Re: xfstests run to run variability

Dave Chinner <david@xxxxxxxxxxxxx> · Wed, 2 Sep 2015 07:19:17 +1000

On Tue, Sep 01, 2015 at 10:22:34AM -0400, Jeff Moyer wrote:
> Hi,
> 
> I typically use ./check -g auto to test for regressions in my patches.
> However, I've noticed that there is some run-to-run variability in the
> results, even for a single kernel.  Here are the tests that fail, either
> reliably, or worse, intermittently:

What kernel, what xfsprogs version, xfs_info $TEST_DIR, etc.

> 
> reproducible failures: generic/042 generic/311 xfs/032 xfs/053 xfs/070 xfs/071

generic/042 will fail for XFS - the test needs fixing IIRC. You can
ignore it.

generic/311 has been failing intermittently for me on XFS since
4.2-rc1, and I can't reproduce it reliably enough to triage it.
Failure mode is a hash mismatch:

    --- tests/generic/311.out   2014-01-20 16:57:33.000000000 +1100
    +++ /home/dave/src/xfstests-dev/results//generic/311.out.bad        2015-08-28 16:29:29.000000000 +1000
    @@ -166,7 +166,7 @@
     Running test 11 direct, normal suspend
     Random seed is 11
     1144c9b3147873328cf4e81d066cd3da
    -1144c9b3147873328cf4e81d066cd3da
    +95cbe2ba4a2ace65edc71ab9165ceed2
     Running test 11 buffered, nolockfs
     Random seed is 11
    ...
    (Run 'diff -u tests/generic/311.out /home/dave/src/xfstests-dev/results//generic/311.out.bad'  to see the entire diff)

I suspect either another sync regression in the memcg-aware
writeback patches that landed in 4.2-rc1, but as yet I'm unable to
reproduce it reliably.

xfs/053 requires a TOT xfsprogs (i.e. 4.2.0-rcX and a 4.2 kernel to
pass (recently found problem, new test, new fixes)

xfs/032, xfs/070 and xfs/071 haven't failed for me for a long, long
time, so without more info I can't really say anything about it.

> intermittent failures: generic/192 generic/247 generic/232 xfs/167

generic/192 should not fail - it's just an atime test.

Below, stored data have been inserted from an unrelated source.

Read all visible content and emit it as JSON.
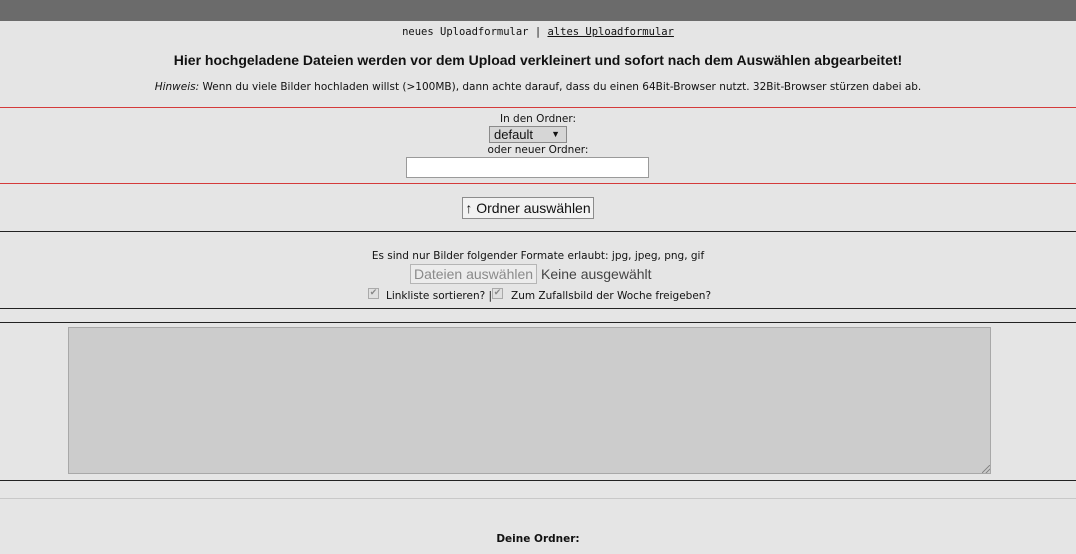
{
  "nav": {
    "current": "neues Uploadformular",
    "separator": "|",
    "old_link": "altes Uploadformular"
  },
  "heading": "Hier hochgeladene Dateien werden vor dem Upload verkleinert und sofort nach dem Auswählen abgearbeitet!",
  "hint": {
    "label": "Hinweis:",
    "text": " Wenn du viele Bilder hochladen willst (>100MB), dann achte darauf, dass du einen 64Bit-Browser nutzt. 32Bit-Browser stürzen dabei ab."
  },
  "folder": {
    "label": "In den Ordner:",
    "selected": "default",
    "new_label": "oder neuer Ordner:",
    "new_value": ""
  },
  "folder_button": "↑ Ordner auswählen",
  "formats": "Es sind nur Bilder folgender Formate erlaubt: jpg, jpeg, png, gif",
  "file_button": "Dateien auswählen",
  "file_status": "Keine ausgewählt",
  "options": {
    "sort_label": "Linkliste sortieren? |",
    "sort_checked": true,
    "random_label": "Zum Zufallsbild der Woche freigeben?",
    "random_checked": true,
    "check_glyph": "✔"
  },
  "output_text": "",
  "your_folders": "Deine Ordner:"
}
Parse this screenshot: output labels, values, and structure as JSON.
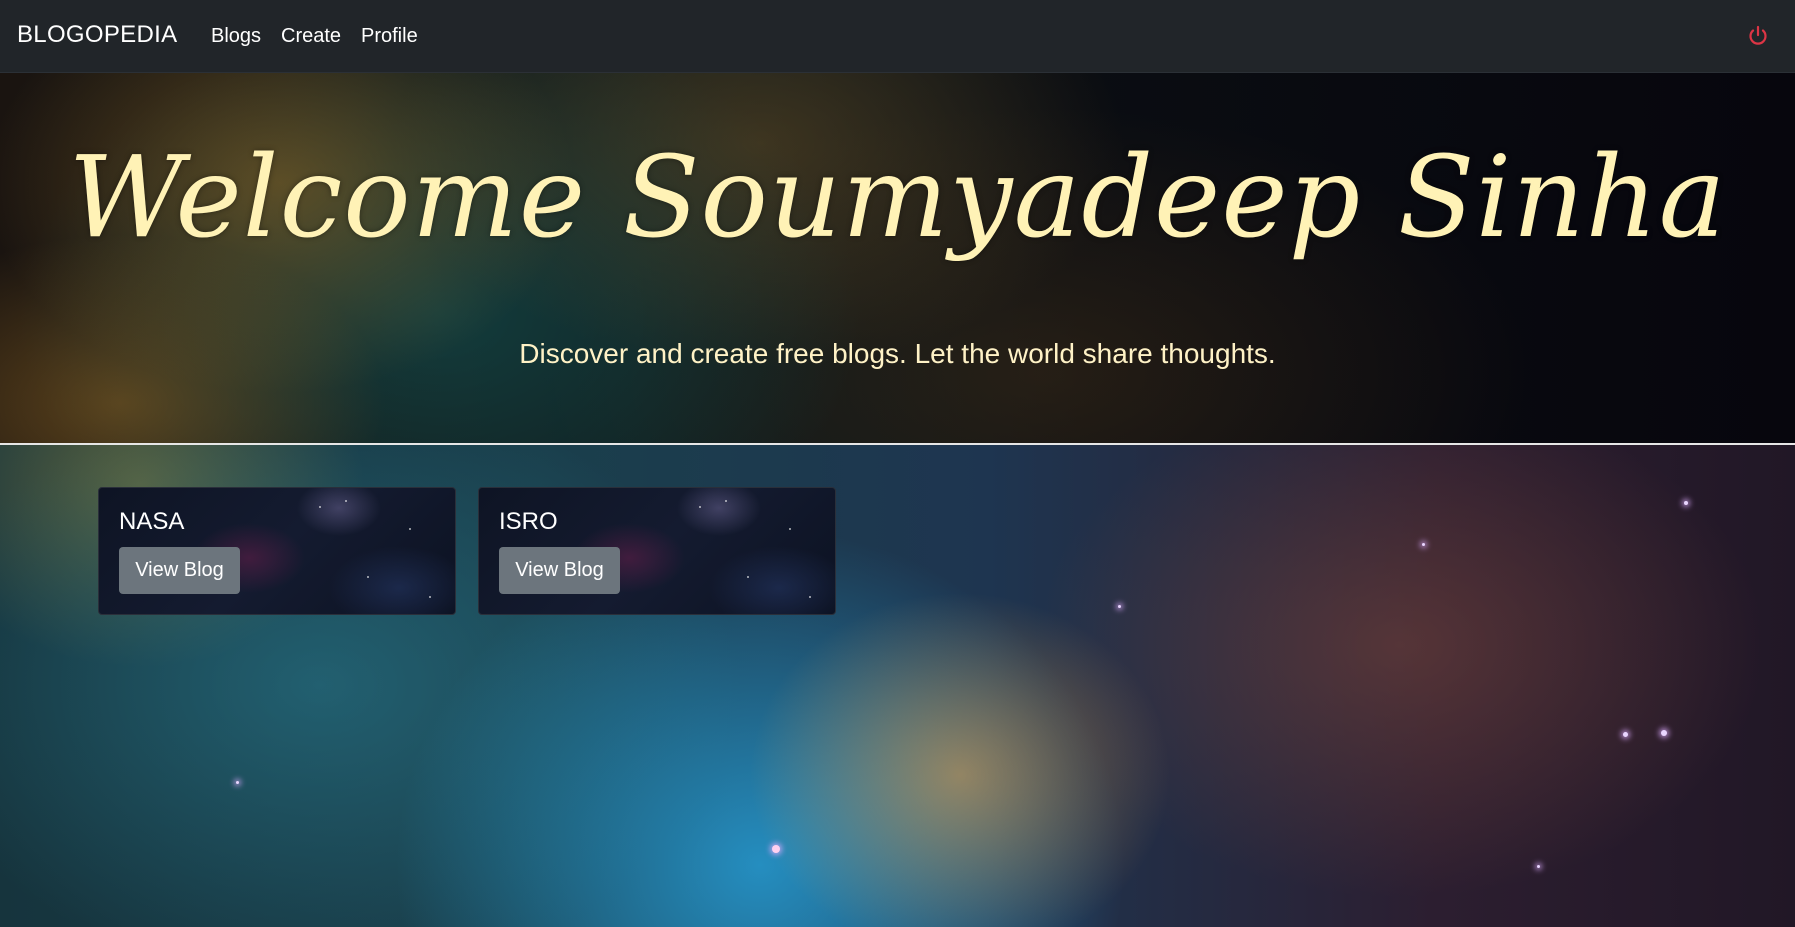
{
  "navbar": {
    "brand": "BLOGOPEDIA",
    "links": [
      "Blogs",
      "Create",
      "Profile"
    ],
    "logout_icon": "power-icon",
    "logout_color": "#dc3545"
  },
  "hero": {
    "title": "Welcome Soumyadeep Sinha",
    "subtitle": "Discover and create free blogs. Let the world share thoughts."
  },
  "blogs": [
    {
      "name": "NASA",
      "button": "View Blog"
    },
    {
      "name": "ISRO",
      "button": "View Blog"
    }
  ]
}
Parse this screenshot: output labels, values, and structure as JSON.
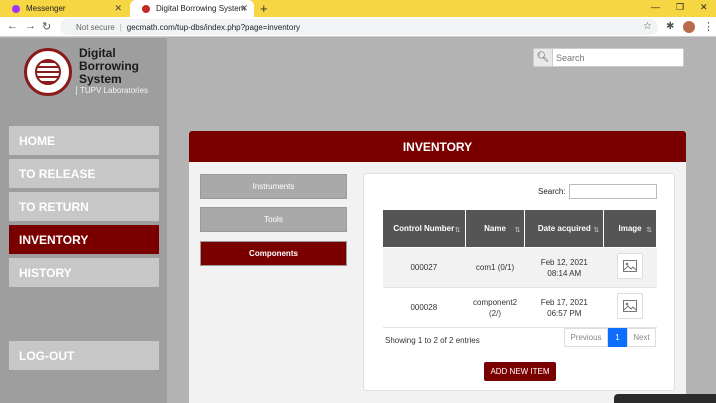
{
  "browser": {
    "tabs": [
      {
        "label": "Messenger",
        "favicon_color": "#a033ff"
      },
      {
        "label": "Digital Borrowing System",
        "favicon_color": "#c62828"
      }
    ],
    "address": {
      "secure_label": "Not secure",
      "url": "gecmath.com/tup-dbs/index.php?page=inventory"
    }
  },
  "sidebar": {
    "brand": {
      "line1": "Digital",
      "line2": "Borrowing",
      "line3": "System",
      "subtitle": "TUPV Laboratories"
    },
    "nav": [
      {
        "label": "HOME",
        "active": false
      },
      {
        "label": "TO RELEASE",
        "active": false
      },
      {
        "label": "TO RETURN",
        "active": false
      },
      {
        "label": "INVENTORY",
        "active": true
      },
      {
        "label": "HISTORY",
        "active": false
      }
    ],
    "logout": "LOG-OUT"
  },
  "top_search": {
    "placeholder": "Search"
  },
  "panel": {
    "title": "INVENTORY",
    "categories": [
      {
        "label": "Instruments",
        "active": false
      },
      {
        "label": "Tools",
        "active": false
      },
      {
        "label": "Components",
        "active": true
      }
    ],
    "table_search_label": "Search:",
    "columns": [
      "Control Number",
      "Name",
      "Date acquired",
      "Image"
    ],
    "rows": [
      {
        "control": "000027",
        "name_line1": "com1 (0/1)",
        "name_line2": "",
        "date_line1": "Feb 12, 2021",
        "date_line2": "08:14 AM"
      },
      {
        "control": "000028",
        "name_line1": "component2",
        "name_line2": "(2/)",
        "date_line1": "Feb 17, 2021",
        "date_line2": "06:57 PM"
      }
    ],
    "info": "Showing 1 to 2 of 2 entries",
    "pager": {
      "prev": "Previous",
      "current": "1",
      "next": "Next"
    },
    "add_button": "ADD NEW ITEM"
  },
  "colors": {
    "accent": "#7a0000",
    "page_link_active": "#0d6efd",
    "tabbar": "#f6d642"
  }
}
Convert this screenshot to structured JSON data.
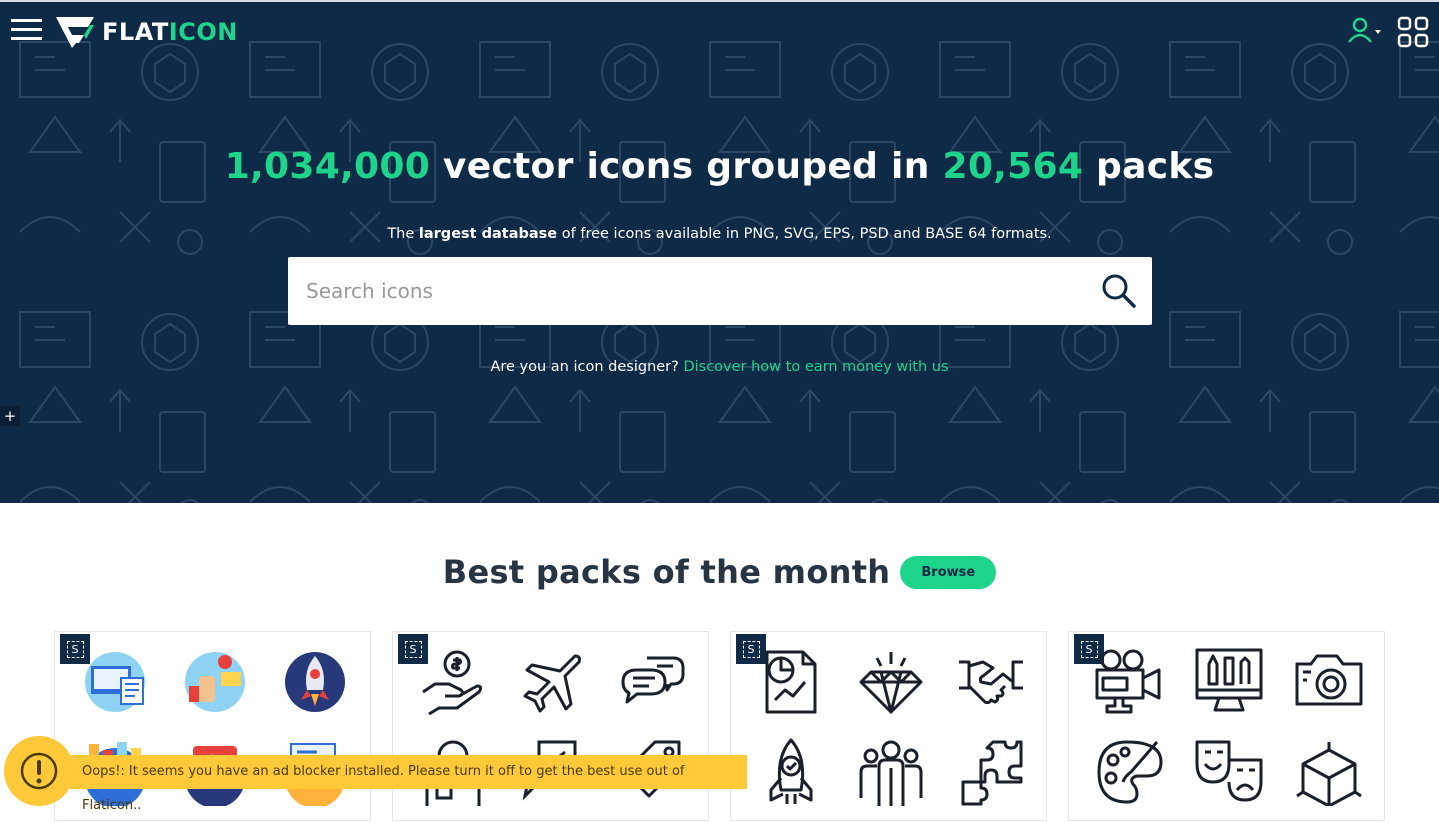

I don't
recall ever seeing it fail.

generic/247 throws warnings on XFS because it's exercising mmap vs
direct IO to the same file and we explicitly make XFS to tell us
when an application is doing this and we hit a potential data
corruption event (e.g. invalidation fails during direct IO due to
racing page fault in the invalidation range). It's a race condition,
so it occurs intermittently. The test fails when this happens since
the test harness grew generic dmesg warning detection. You can
ignore it.

generic/232 is a fstress vs quota reporting test. The space usage
can vary slightly as fsstress does random operations, and when
there's unexpected extra metadata on disk (e.g. a directory btree
was split in an unusual way) the quota counts can be slightly higher
than expected and the test reports a failure. No big deal, happened
a lot more with older kernels than it does now, I haven't seen it
fail for months, you can ignore it.

xfs/167 is doing the same to me as generic/311. It's worked for a
long time, but since 4.2.-rc1 its failed a couple of times, but not
enough to be able to debug the failures.

> In case it's interesting, I run my tests on a Micron P320h PCIe SSD as
> the test device, and a regular sata disk as the scratch device.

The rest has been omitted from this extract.